Country of Towns


In the archaeology of Russia, the Country of Towns is a tentative term for a territory in the southern Trans-Urals where a number of middle Bronze Age fortified settlements of the Sintashta culture were found in the 1970s and 1980s.
Since the discovery of the Sintashta culture, aerial photography has revealed that there is a compactly grouped number of town-type settlements in the northern steppe of the southern Trans-Urals, within an area bounded roughly 350~400 km north-south and 120~150 km east-west between Magnitorgorsk and Chelyabinsk. Therefore, in the 2000s, the principal investigator of this area, Gennady Zdanovich, grouped them under the tentative term "Country of Towns". Since then, while some archaeologists recognize this term as a metaphor, others insist on the literal understanding.
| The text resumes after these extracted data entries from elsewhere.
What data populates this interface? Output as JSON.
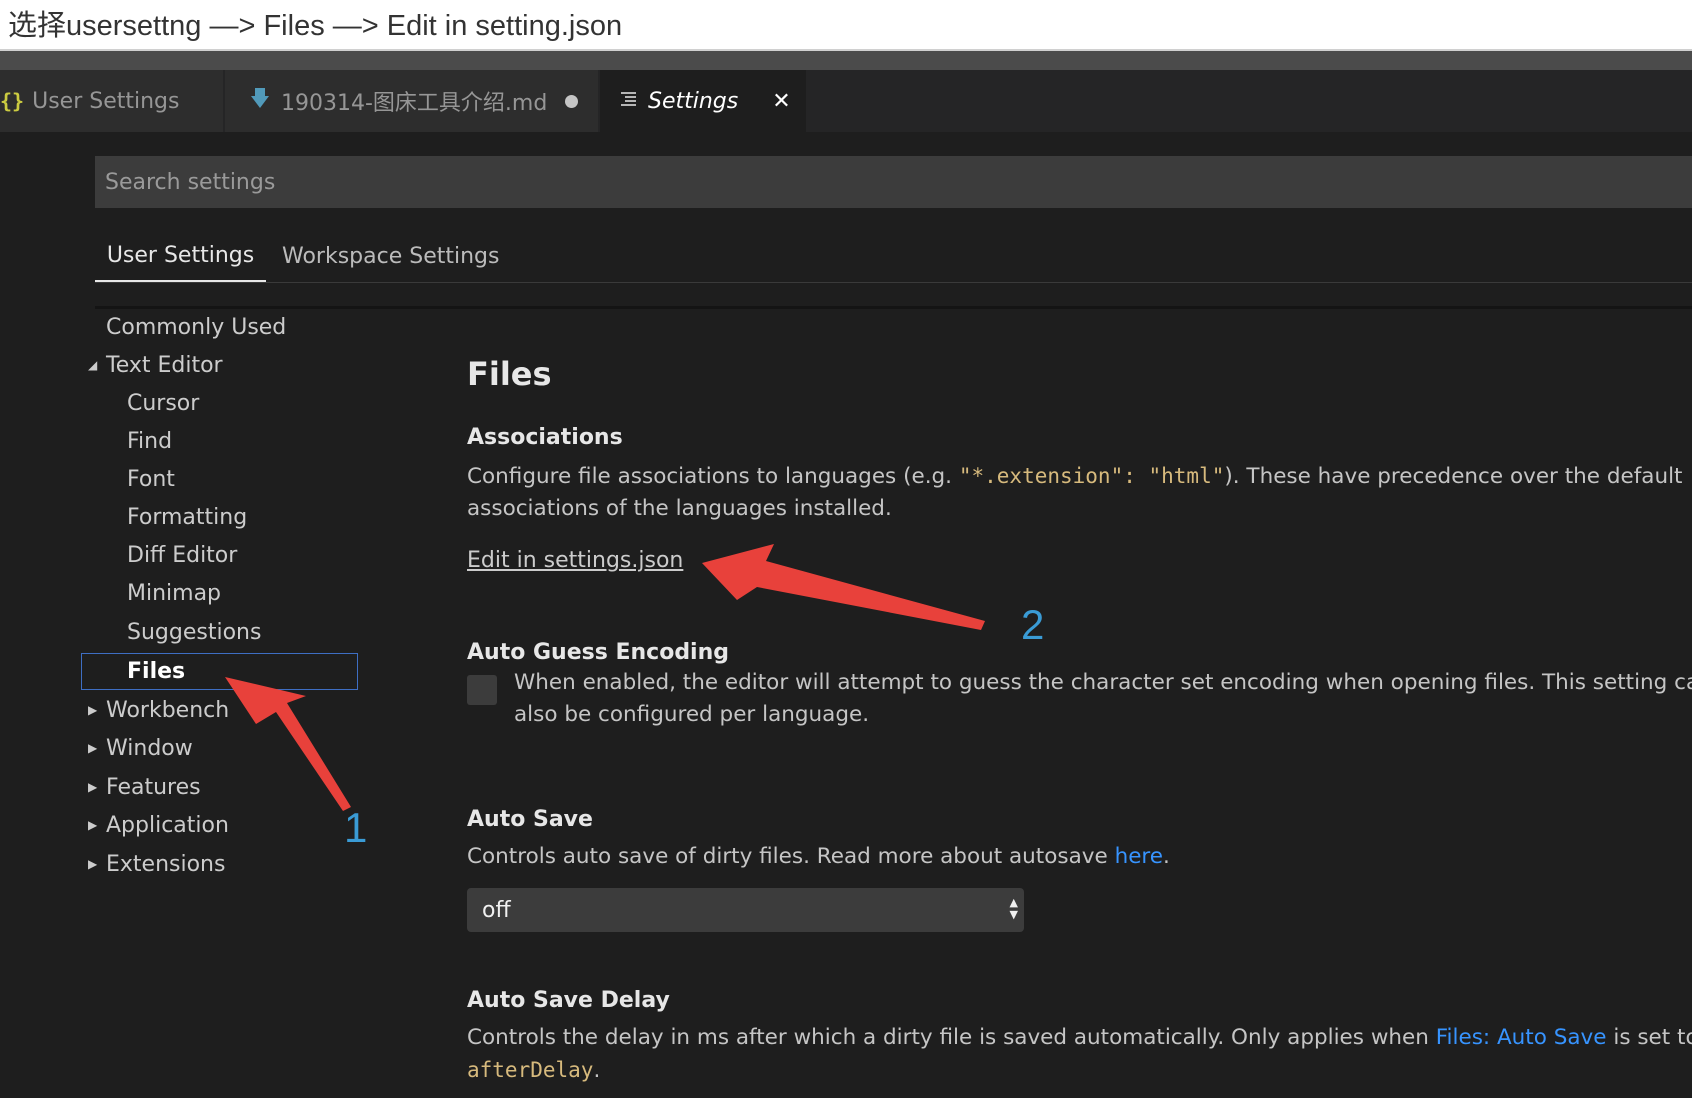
{
  "caption": "选择usersettng —> Files —> Edit in setting.json",
  "tabs": [
    {
      "icon": "json-braces-icon",
      "label": "User Settings",
      "active": false
    },
    {
      "icon": "markdown-icon",
      "label": "190314-图床工具介绍.md",
      "dirty": true,
      "active": false
    },
    {
      "icon": "settings-lines-icon",
      "label": "Settings",
      "active": true
    }
  ],
  "search": {
    "placeholder": "Search settings"
  },
  "scope_tabs": {
    "user": "User Settings",
    "workspace": "Workspace Settings"
  },
  "tree": [
    {
      "label": "Commonly Used",
      "level": 0
    },
    {
      "label": "Text Editor",
      "level": 0,
      "expanded": true
    },
    {
      "label": "Cursor",
      "level": 1
    },
    {
      "label": "Find",
      "level": 1
    },
    {
      "label": "Font",
      "level": 1
    },
    {
      "label": "Formatting",
      "level": 1
    },
    {
      "label": "Diff Editor",
      "level": 1
    },
    {
      "label": "Minimap",
      "level": 1
    },
    {
      "label": "Suggestions",
      "level": 1
    },
    {
      "label": "Files",
      "level": 1,
      "selected": true
    },
    {
      "label": "Workbench",
      "level": 0,
      "expanded": false
    },
    {
      "label": "Window",
      "level": 0,
      "expanded": false
    },
    {
      "label": "Features",
      "level": 0,
      "expanded": false
    },
    {
      "label": "Application",
      "level": 0,
      "expanded": false
    },
    {
      "label": "Extensions",
      "level": 0,
      "expanded": false
    }
  ],
  "section": {
    "title": "Files",
    "associations": {
      "title": "Associations",
      "desc_a": "Configure file associations to languages (e.g. ",
      "desc_code": "\"*.extension\": \"html\"",
      "desc_b": "). These have precedence over the default associations of the languages installed.",
      "edit_link": "Edit in settings.json"
    },
    "auto_guess": {
      "title": "Auto Guess Encoding",
      "desc": "When enabled, the editor will attempt to guess the character set encoding when opening files. This setting can also be configured per language.",
      "checked": false
    },
    "auto_save": {
      "title": "Auto Save",
      "desc_a": "Controls auto save of dirty files. Read more about autosave ",
      "link": "here",
      "desc_b": ".",
      "value": "off"
    },
    "auto_save_delay": {
      "title": "Auto Save Delay",
      "desc_a": "Controls the delay in ms after which a dirty file is saved automatically. Only applies when ",
      "link": "Files: Auto Save",
      "desc_b": " is set to ",
      "code": "afterDelay",
      "desc_c": "."
    }
  },
  "annotations": {
    "one": "1",
    "two": "2"
  },
  "colors": {
    "accent": "#3794ff",
    "arrow": "#e8413b",
    "annotation": "#3a9bd5"
  }
}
A colleague of Zdanovich, Fyodor Petrov, criticizes Zdanovish's views on the described territory as a unique compact object and considers the apparent compactness as an artifact of the incomplete and uncritical archaeological research. He mentions that earlier Zdanovich himself reported even more compact archaeological groupings of this type. He also writes that there are more Sintashta-type settlements discovered in Orenburg Oblast, so that when taken into an account, they would significantly blur the "clearly defined" boundaries of the "Country of Towns".